Fuel cell technology has not been completely abandoned, but rather the focus has shifted from transportation based hydrogen fuel cells to stationary hydrocarbon fuel cells. Specifically, there has been a tremendous interest in coal-based systems. It is suggested that stationary power systems based on fuel cells that utilize gas derived from coal could be 60% efficient by 2025. Additionally, it is speculated that it is possible to remove the majority of carbon from these fields underground, thereby sequestering it and preventing its emission into the atmosphere. The sequestration efforts would reduce carbon emissions by 90%. Though not perfect, it is certainly a tremendous step in a positive direction. The Department of Energy has invested substantial resources in what it calls the Integrated Gasification Fuel Cell.
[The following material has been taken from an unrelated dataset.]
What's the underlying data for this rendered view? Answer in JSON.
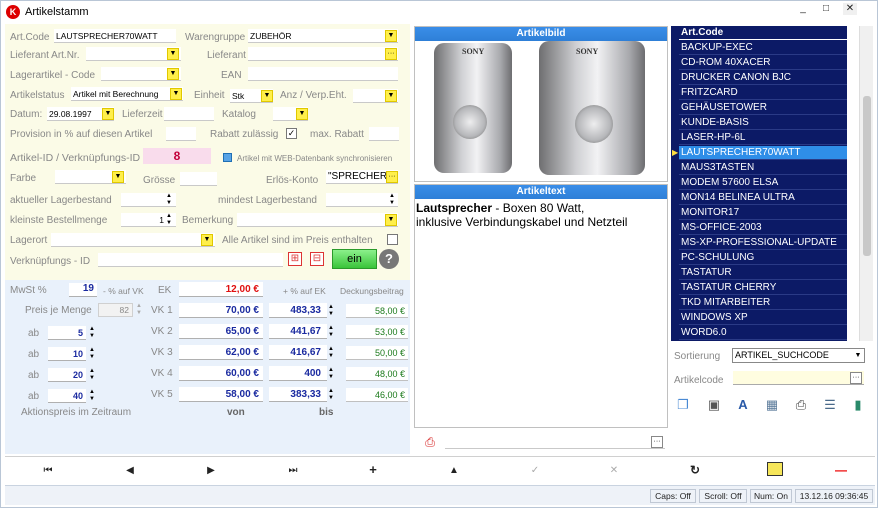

As it currently stands, most major U.S. manufacturers such as General Motors, Ford Motor Company, and Daimler Chrysler have abandoned or mostly abandoned their hydrogen fuel cell projects. Without the government subsidies and due at least in part to the recent collapse of the financial system, many automotive manufacturers have found it uneconomical to invest in hydrogen fuel cells. Rather, the new trend is in electric vehicles and in batteries capable of long periods between recharging. The focus now is to maximize the efficiency of the electrical grid in order to create an infrastructure of electric cars that reduces overall emissions. So long as the electricity is generated cleanly, then electric cars are also zero emissions.

There may be some role for reversible fuel cells to play in the new electric economy, though the extent of that role has yet to be determined. Current trends seem to be a repeat of the 1980s. It remains to be seen if the U.S. will once again return to fuel cells after a second foray into batteries. It may be that a combination of the two technologies will ultimately prevail. The U.S. continues to invest in hydrogen fuel cells, particularly at the private level, but not at the level it once did.